Penelitian ini merupakan penelitian kualitatif yang bertujuan untuk mendeskripsikan kemampuan komunikasi matematis melalui pembelajaran blended learning dan berdasarkan kategori kepercayaan diri siswa. Penelitian dilakukan di kelas XI MIPA 3 SMA N 1 Jepara dengan pemilihan subjek penelitian berdasarkan hasil skor angket sehingga diperoleh kelompok kepercayaan diri tinggi dan sedang. Penentuan subjek penelitian menggunakan teknik purposive sampling yang memilih 2 siswa dalam setiap kelompok. Analisis data kemampuan komunikasi matematis dalam blended learning dan berdasarkan kategori kepercayaan diri siswa menggunakan teknik triangulasi dari Lembar Kerja Siswa (LKS) dengan pengamatan siswa dan hasil tes tertulis dengan wawancara. Hasil menunjukkan bahwa kemampuan komunikasi matematis siswa dalam pembelajaran blended learning tergolong baik.

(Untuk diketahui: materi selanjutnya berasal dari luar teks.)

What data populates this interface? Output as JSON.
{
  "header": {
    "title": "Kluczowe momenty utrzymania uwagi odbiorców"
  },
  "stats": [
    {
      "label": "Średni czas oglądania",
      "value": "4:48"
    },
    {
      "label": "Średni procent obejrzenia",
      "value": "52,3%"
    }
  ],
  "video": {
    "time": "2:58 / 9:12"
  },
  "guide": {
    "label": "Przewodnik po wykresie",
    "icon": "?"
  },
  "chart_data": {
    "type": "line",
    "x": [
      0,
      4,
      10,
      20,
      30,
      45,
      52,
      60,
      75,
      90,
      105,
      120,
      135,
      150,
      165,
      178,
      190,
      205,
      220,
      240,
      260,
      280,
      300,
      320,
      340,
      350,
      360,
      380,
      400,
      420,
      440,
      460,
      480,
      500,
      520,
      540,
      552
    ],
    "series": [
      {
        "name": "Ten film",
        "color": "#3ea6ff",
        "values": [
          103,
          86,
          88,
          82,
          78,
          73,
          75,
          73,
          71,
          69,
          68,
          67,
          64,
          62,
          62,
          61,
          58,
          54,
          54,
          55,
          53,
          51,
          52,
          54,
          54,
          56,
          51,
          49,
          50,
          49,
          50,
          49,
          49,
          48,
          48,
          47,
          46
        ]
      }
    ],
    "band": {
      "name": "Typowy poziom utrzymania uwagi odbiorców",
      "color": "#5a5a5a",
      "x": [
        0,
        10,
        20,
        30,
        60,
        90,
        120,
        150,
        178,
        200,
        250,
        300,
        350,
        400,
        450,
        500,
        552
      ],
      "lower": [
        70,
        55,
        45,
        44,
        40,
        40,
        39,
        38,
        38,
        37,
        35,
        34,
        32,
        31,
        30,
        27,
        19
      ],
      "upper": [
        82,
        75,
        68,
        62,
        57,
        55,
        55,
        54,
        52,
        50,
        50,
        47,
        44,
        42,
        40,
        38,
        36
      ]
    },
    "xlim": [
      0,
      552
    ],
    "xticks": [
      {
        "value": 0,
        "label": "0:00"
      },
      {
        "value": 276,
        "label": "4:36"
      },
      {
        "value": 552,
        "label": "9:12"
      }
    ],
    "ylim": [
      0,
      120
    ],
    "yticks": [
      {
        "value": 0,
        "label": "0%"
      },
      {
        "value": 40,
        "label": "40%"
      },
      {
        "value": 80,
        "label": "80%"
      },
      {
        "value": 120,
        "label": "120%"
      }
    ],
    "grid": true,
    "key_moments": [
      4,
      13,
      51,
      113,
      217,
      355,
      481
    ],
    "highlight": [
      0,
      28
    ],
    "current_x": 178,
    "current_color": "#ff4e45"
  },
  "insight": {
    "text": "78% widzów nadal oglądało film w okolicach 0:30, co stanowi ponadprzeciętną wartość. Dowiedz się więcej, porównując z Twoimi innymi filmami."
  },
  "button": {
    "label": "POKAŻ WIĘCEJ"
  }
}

Pembelajaran offline dan online saling mendukung dalam mengungkapkan ide-ide matematis melalui lisan dan tulisan, menggambarkan ide matematis tersebut ke dalam bentuk visual, serta mampu menggunakan istilah dan notasi matematis dengan tepat untuk menyajikan ide matematis. Kemampuan komunikasi matematis bagi siswa yang memiliki kepercayaan diri tinggi tergolong sangat tinggi yang ditunjukkan siswa sangat mampu mengungkapkan ide matematis, menggambar bentuk visual serta menggunakan notasi dan istilah matematis. Kemampuan komunikasi matematis bagi siswa yang memiliki kepercayaan diri sedang tergolong tinggi yang ditunjukkan siswa mampu mengungkapkan ide matematis, menggambar bentuk visual serta menggunakan notasi dan istilah matematis.